When looking to boost your portfolio, it is best to have a mix of cyclical, or offensive, and non-cyclical, or defensive stocks. A stock that is considers cyclical has its price affected by macroeconomic changes in that overall economy. These stocks are known for following the cycles of an economy through expansion, peak, recession and recovery. Non-cyclical stocks tend to beat the market regardless of economic trends or even slowdowns in the economy.

Know the Offense Cycle

Cyclical stocks belong to public companies that sell consumer discretionary items that are affected by the economy. Examples include car manufacturers, airlines, clothing retail, hotels, and restaurants. These stocks are defined by their consumer function into three categories: durables, nondurables, and services.

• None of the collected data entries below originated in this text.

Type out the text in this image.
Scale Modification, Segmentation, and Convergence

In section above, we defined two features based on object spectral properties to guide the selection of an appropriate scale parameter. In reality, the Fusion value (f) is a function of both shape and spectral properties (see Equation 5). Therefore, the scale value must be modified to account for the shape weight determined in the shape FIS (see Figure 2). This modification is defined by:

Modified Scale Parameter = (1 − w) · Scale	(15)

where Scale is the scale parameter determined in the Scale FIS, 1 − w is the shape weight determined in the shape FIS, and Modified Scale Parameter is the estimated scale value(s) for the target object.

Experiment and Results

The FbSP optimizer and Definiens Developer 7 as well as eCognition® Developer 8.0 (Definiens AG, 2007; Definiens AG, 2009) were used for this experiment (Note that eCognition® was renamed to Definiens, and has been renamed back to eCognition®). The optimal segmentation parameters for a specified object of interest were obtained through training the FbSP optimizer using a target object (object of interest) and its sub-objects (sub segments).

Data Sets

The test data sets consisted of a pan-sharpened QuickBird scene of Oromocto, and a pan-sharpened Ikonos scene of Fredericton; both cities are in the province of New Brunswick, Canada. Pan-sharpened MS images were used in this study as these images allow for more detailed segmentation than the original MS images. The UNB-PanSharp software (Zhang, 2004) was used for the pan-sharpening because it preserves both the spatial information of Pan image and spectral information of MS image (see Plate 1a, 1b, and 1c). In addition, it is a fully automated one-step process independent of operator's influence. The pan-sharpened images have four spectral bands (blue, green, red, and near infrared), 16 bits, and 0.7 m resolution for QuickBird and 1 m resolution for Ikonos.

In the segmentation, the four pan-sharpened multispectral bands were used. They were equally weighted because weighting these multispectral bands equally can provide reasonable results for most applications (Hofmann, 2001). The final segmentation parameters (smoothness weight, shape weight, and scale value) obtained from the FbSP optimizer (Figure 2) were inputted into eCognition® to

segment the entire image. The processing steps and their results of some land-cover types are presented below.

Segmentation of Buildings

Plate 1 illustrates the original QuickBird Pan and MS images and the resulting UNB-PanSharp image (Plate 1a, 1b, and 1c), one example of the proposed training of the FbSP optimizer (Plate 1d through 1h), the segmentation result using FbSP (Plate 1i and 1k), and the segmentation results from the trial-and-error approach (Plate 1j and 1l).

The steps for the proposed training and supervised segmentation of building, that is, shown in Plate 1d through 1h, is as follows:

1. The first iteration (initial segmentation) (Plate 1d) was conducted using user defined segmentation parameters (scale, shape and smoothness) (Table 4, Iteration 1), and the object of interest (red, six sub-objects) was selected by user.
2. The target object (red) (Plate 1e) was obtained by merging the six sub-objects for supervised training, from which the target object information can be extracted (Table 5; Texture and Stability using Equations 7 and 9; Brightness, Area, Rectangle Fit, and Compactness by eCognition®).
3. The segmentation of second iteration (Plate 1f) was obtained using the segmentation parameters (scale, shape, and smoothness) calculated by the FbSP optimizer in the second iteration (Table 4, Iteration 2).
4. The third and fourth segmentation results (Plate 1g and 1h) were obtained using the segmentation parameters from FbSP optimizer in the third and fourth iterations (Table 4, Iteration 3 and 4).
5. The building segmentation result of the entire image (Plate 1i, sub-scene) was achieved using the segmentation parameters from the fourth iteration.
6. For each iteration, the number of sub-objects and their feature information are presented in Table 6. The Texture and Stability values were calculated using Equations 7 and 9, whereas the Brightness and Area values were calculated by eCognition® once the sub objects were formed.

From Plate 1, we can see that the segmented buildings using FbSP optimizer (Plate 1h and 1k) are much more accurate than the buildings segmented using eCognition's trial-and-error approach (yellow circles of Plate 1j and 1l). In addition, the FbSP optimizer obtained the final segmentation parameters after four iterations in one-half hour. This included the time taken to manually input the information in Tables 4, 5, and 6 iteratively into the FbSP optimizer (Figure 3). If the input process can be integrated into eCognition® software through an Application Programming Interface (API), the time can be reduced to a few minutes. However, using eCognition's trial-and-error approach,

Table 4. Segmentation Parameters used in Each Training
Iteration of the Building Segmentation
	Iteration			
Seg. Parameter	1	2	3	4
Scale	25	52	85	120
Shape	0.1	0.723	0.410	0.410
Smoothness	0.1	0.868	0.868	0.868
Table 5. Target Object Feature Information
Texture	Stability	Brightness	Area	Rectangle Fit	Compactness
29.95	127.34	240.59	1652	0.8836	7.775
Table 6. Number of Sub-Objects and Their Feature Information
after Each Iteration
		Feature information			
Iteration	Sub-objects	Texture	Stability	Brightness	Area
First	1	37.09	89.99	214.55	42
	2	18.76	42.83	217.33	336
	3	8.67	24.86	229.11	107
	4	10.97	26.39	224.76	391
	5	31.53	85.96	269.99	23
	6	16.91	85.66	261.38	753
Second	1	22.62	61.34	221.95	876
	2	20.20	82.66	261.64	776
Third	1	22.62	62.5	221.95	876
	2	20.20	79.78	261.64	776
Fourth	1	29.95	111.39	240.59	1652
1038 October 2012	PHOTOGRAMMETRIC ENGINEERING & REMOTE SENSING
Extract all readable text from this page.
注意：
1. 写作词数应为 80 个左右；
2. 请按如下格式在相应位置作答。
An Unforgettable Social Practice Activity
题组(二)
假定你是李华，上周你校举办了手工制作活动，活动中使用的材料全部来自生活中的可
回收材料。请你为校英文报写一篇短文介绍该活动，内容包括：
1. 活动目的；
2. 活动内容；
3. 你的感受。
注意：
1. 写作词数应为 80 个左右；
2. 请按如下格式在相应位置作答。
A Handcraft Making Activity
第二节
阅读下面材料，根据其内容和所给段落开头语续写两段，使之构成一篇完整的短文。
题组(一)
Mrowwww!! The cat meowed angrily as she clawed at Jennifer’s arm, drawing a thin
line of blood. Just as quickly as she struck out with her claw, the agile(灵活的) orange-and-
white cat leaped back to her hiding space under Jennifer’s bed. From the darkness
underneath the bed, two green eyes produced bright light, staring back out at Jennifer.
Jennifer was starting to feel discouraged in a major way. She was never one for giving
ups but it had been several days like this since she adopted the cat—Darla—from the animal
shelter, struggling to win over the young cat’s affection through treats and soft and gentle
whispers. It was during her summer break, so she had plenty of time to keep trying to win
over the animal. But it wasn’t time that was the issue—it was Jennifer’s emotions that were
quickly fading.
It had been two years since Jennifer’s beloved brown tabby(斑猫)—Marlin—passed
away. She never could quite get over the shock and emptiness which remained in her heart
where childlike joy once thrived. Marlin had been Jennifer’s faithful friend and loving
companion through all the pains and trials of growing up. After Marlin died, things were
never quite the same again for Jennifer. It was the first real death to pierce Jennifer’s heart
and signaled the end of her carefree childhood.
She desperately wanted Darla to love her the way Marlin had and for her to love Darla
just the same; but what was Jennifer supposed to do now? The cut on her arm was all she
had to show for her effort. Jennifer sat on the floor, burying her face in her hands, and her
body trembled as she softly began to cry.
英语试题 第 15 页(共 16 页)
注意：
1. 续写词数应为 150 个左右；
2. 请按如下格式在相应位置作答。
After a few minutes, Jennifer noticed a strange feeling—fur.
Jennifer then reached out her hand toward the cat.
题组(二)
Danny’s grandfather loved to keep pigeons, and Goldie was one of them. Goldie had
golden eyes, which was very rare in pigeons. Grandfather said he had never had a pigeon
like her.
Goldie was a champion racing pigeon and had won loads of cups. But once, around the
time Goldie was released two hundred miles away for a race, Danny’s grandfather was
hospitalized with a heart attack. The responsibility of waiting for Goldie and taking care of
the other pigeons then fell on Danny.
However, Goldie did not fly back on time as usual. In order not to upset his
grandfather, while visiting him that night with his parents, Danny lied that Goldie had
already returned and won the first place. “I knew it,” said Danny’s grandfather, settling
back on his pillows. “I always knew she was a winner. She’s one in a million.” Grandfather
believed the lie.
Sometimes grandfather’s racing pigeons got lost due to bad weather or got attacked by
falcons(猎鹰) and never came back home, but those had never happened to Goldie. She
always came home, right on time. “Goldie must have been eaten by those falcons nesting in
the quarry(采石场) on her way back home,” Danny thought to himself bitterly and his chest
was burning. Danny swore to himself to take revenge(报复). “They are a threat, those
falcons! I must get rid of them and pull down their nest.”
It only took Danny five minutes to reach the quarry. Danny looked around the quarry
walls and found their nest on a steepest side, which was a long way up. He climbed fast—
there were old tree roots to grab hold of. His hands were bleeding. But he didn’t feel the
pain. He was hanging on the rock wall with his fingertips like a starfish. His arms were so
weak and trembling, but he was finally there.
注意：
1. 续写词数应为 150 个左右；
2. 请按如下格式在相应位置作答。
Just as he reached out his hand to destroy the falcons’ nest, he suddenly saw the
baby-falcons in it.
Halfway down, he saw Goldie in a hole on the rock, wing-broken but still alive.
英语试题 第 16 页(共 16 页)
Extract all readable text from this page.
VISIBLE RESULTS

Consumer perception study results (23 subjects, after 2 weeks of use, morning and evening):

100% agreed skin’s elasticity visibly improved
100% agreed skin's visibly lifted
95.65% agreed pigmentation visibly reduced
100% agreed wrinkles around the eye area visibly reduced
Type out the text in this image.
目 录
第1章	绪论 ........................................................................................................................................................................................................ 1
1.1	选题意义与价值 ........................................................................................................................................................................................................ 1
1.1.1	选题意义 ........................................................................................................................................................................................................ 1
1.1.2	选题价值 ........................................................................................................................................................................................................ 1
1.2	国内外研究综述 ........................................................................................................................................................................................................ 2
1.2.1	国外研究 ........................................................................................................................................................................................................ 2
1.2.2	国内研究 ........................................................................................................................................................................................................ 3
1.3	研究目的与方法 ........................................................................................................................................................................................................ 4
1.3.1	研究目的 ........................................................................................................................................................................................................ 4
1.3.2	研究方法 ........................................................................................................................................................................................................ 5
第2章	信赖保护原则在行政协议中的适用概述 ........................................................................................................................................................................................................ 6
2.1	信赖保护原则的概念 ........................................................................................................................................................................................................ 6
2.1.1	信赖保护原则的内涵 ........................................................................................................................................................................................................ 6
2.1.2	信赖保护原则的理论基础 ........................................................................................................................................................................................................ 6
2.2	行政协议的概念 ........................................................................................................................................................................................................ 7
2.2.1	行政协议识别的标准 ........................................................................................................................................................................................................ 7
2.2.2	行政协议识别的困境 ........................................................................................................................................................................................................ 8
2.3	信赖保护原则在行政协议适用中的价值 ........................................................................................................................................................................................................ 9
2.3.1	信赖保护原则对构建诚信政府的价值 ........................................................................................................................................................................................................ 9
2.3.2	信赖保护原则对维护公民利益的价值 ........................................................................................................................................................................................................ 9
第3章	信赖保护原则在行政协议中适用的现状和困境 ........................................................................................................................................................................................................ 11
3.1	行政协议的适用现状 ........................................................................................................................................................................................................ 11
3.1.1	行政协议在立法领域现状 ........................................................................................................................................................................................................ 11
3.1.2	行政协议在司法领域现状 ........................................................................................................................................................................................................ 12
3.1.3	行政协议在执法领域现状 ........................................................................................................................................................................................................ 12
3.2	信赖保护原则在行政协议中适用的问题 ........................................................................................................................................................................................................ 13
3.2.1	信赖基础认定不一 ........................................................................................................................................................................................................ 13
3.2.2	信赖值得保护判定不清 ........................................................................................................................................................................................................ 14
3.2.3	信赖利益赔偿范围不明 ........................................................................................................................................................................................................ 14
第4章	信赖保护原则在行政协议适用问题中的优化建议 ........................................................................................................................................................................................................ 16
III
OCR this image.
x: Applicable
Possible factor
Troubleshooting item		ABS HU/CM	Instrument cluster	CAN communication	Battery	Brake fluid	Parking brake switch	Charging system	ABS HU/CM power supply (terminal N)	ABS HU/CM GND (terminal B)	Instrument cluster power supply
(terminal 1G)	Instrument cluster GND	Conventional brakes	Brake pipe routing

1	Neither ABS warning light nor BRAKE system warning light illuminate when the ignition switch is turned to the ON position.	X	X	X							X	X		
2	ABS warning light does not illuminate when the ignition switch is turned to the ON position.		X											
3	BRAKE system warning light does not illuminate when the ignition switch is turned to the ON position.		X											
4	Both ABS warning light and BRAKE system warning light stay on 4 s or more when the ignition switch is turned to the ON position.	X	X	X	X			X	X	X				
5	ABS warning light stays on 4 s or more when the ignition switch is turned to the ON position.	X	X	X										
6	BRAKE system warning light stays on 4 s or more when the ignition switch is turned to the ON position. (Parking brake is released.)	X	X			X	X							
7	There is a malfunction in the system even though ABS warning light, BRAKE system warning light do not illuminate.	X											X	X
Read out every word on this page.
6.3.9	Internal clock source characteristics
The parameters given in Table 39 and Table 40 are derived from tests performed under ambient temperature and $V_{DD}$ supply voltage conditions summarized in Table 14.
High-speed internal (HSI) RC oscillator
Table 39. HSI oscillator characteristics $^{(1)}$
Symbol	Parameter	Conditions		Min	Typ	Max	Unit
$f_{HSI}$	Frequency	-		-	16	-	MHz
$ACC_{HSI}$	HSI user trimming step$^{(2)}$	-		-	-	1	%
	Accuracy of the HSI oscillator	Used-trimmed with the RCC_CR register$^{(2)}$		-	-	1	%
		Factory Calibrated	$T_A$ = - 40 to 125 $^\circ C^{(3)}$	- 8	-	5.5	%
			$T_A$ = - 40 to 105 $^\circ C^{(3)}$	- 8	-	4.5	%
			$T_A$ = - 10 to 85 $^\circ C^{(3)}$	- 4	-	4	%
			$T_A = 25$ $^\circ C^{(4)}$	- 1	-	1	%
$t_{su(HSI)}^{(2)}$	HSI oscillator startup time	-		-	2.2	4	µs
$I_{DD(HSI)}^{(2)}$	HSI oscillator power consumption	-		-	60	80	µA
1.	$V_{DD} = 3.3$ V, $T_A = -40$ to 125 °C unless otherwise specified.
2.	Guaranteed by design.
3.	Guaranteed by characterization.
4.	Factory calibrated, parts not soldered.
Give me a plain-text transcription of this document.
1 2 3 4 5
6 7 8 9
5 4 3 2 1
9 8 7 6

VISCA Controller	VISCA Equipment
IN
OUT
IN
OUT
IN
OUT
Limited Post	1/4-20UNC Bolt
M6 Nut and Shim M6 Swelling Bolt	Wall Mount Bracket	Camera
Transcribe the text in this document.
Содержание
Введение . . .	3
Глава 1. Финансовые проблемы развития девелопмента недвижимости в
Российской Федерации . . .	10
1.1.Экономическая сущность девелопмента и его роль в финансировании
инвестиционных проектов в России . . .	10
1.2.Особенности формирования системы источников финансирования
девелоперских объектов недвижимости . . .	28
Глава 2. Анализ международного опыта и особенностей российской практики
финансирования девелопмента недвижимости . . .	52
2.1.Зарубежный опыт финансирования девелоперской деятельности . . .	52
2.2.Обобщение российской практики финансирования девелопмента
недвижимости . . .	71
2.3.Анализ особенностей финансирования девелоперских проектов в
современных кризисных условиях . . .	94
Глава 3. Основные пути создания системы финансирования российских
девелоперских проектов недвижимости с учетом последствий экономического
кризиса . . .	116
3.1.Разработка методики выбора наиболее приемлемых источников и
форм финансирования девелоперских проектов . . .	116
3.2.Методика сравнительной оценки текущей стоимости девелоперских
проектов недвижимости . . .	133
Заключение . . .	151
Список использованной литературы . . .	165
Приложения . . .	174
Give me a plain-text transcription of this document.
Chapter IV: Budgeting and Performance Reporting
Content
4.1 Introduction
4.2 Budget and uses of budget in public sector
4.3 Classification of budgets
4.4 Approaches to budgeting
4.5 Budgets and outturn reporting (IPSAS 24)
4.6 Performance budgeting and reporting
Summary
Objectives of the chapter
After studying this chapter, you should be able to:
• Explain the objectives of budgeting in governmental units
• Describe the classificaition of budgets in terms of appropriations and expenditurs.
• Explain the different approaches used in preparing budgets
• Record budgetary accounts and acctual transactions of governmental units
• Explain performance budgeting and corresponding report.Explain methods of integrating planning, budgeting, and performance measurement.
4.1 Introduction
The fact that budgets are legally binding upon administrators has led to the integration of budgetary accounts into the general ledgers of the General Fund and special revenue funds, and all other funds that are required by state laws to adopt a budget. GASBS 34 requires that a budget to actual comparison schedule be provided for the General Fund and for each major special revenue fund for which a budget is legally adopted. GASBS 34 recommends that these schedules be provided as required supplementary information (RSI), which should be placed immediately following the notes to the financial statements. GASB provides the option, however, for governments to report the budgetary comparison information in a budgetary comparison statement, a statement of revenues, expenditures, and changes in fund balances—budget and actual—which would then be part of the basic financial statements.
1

Durable stocks are options that involve manufacturing or distribution of physical goods that do not quickly wear out but have an expected lifespan. Think of car manufactures like Ford (F  ) or GM (GM  ) who produce vehicles that will eventually need to be replaced by the consumer. When the overall health of the economy is good, consumers are more likely to replace their cars, betting on better future finances. Conversely, when the economy starts to enter a recession, consumers are more likely to keep a car that they may be unhappy with due to the uncertainty surrounding future expenses.

Nondurables include stocks that are more fast-moving consumer goods. A good example of nondurable companies are retail stocks like Nike (NKE  ) and Target (TGT  ). Because nondurable companies offer products that are expected to be consumer or used in less time than durable goods, these stocks are more likely to follow the up and down trends of the consumer discretionary market.

Services include stocks that are separate from purchased consumer goods and include companies that facilitate travel, entertainment, and other leisure activities. These are usually the first type of companies that consumers will forego in time of economic downturns. A good example of a services company is Walt Disney Co. (DIS  ).

Because cyclical stocks rise and fall with the economic cycle, investors can use them to predict the market. These types of stocks offer the greater potential to outperform in periods of market strength and are usually abandoned in times of recession. Investors usually add portfolio to these types of stock in the form of ETFs, which give boarder exposure. A popular ETF is the SPDR ETF Consumer Discretionary Select Sector Fund (XLY  ).

Playing Defense

On the other side, Non-cyclical stocks tend to beat the market regardless of the economic trend, even during downturns and slowdowns. These stocks are ofter called defensive stocks because they are able to defend their value no matter the state of the economy. These stocks usually fall more into the consumer staples and utilities sectors, which are goods and services that consumers and businesses can't do without.

A good example of a defensive stock is American Water Works (AWK  ), for even during an economic depression consumers will need water. The same goes for energy stocks like Exelon (EXC  ) or NextEra Energy (NEE  ). Other goods that are considered defensive are household non-durable products like toothpaste and soap, which are produced by companies like Procter & Gamble (PG  ).

Stocks that fall into this category are essential for an investors portfolio due to the fact that an investor can still generate returns during an economic downturn.

Trading Tactics

An investor has several different options in the way they choose to apply both offensive and defensive stocks to their portfolio, but one of the easiest ways is to have a mix of each to counteract the inevitable changing business cycles. For more conservative investing, an investor should build a non-cyclical heavy portfolio that would not need to be monitored as much. For a more risky approach, an investor should load their stock portfolio with cyclical stocks when the economy is growing and unload them when the market is declining.